Dreams Among Eastern Muslim and Modernistic Western Intellectuals (A Comparative Theoretical Psycho-Socio Study)
College Of Basic Education Researches Journal,
Volume 11, Issue 3, Pages 439-466
AbstractDream phenomenon called for the concern of dreamers and interpreters over history, and humane and naturalistic studies in different cultures had tackled this phenomenon since ancient times through analysis, religions in particular. As the eastern Muslim intellectuals wrote about dreams; the west intellectuals also wrote about them and had their own views on this phenomenon. They discussed, investigated and analyzed it thoroughly focusing on the psych-socio aspect and its impact on the sustained aspect of human's life. There are several examples about dreams in the books of interpretation, bibliographies, literature and news, indicating that belief in dreams was known amongst Arabs before Islam.
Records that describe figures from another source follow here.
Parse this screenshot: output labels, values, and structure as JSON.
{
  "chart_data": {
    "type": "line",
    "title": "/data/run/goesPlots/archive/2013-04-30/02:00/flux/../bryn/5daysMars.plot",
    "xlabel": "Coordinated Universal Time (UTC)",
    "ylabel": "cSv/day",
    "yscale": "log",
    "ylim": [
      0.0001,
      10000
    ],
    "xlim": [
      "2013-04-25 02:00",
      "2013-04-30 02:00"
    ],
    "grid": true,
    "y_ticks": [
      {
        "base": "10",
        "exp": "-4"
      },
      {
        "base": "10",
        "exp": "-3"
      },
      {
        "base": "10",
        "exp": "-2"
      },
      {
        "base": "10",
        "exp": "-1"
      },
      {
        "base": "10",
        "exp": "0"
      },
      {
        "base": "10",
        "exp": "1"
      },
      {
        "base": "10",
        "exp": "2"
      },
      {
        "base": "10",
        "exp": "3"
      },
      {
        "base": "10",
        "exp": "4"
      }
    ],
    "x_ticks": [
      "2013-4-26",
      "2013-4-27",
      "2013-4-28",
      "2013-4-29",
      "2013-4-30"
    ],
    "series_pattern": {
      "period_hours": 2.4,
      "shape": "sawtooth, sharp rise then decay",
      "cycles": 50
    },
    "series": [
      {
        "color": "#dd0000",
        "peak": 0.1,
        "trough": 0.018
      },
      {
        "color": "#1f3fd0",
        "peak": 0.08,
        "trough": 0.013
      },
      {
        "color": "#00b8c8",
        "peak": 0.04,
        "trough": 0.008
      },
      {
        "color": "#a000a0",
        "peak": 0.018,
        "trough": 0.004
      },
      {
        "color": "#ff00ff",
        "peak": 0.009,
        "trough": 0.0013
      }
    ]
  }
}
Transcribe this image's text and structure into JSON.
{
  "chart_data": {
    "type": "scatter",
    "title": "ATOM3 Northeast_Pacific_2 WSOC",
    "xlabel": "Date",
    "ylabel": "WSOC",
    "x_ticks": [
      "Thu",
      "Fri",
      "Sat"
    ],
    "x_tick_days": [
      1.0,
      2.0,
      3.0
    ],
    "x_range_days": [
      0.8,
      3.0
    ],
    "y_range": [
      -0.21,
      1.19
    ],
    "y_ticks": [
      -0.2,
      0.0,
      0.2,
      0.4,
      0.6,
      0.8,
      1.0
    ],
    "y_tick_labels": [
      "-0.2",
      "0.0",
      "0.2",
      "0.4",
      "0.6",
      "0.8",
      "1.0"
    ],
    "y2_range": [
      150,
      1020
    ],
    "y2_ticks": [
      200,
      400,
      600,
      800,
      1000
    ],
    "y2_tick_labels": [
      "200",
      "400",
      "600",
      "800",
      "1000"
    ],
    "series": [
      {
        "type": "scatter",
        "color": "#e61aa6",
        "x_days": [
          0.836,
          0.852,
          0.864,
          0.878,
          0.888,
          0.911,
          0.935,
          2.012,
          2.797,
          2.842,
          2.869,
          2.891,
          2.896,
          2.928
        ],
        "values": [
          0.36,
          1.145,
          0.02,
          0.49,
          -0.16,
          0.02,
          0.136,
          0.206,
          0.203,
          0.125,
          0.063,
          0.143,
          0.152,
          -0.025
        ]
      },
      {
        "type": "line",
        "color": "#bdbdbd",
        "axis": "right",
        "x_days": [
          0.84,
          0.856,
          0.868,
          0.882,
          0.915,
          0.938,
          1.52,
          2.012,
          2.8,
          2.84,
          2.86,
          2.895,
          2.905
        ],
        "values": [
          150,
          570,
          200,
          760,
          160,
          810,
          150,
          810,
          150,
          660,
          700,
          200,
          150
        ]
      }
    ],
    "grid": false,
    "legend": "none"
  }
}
After the coming of Islam there had been certain indications for the true dream in several verses of the holy Koran, an evident concept and theory in the Islamic thinking had emerged with dimensions that preoccupied artists, researchers and Islamic intellectuals in jurisprudence sciences. Prophets were the most famous interpreters of dreams who were interested in this aspect such as Prophets Joseph and Mohammed (peace be upon them) as well as the companions of prophet Mohammed and some other Muslim intellectuals who followed such as Imam Mohammed Ibn Sereen, Alghazali, Alshafi'I, Aljuneid, Aljahidh and Ibn Khaldoon (May God have mercy on them all).
In opposition to the Muslim intellectuals, Western intellectuals from the west had written about the phenomenon of dreams. The most famous of them were Frued, the psychologist , Yong, Adler and Karen Horney preceded by the educator Johan Herbert. Anthropologists like Cliffy Broll and Malinowisky had also written about dreams as well as Biologists like Pavlov.
In our theoretical study, we have made a comparison between the views of intellectuals who wrote in conceptual and humane aspects, social and psychological in particular in both Islamic oriental and western cultures in order to make clear similarities and dissimilarities between those thoughts.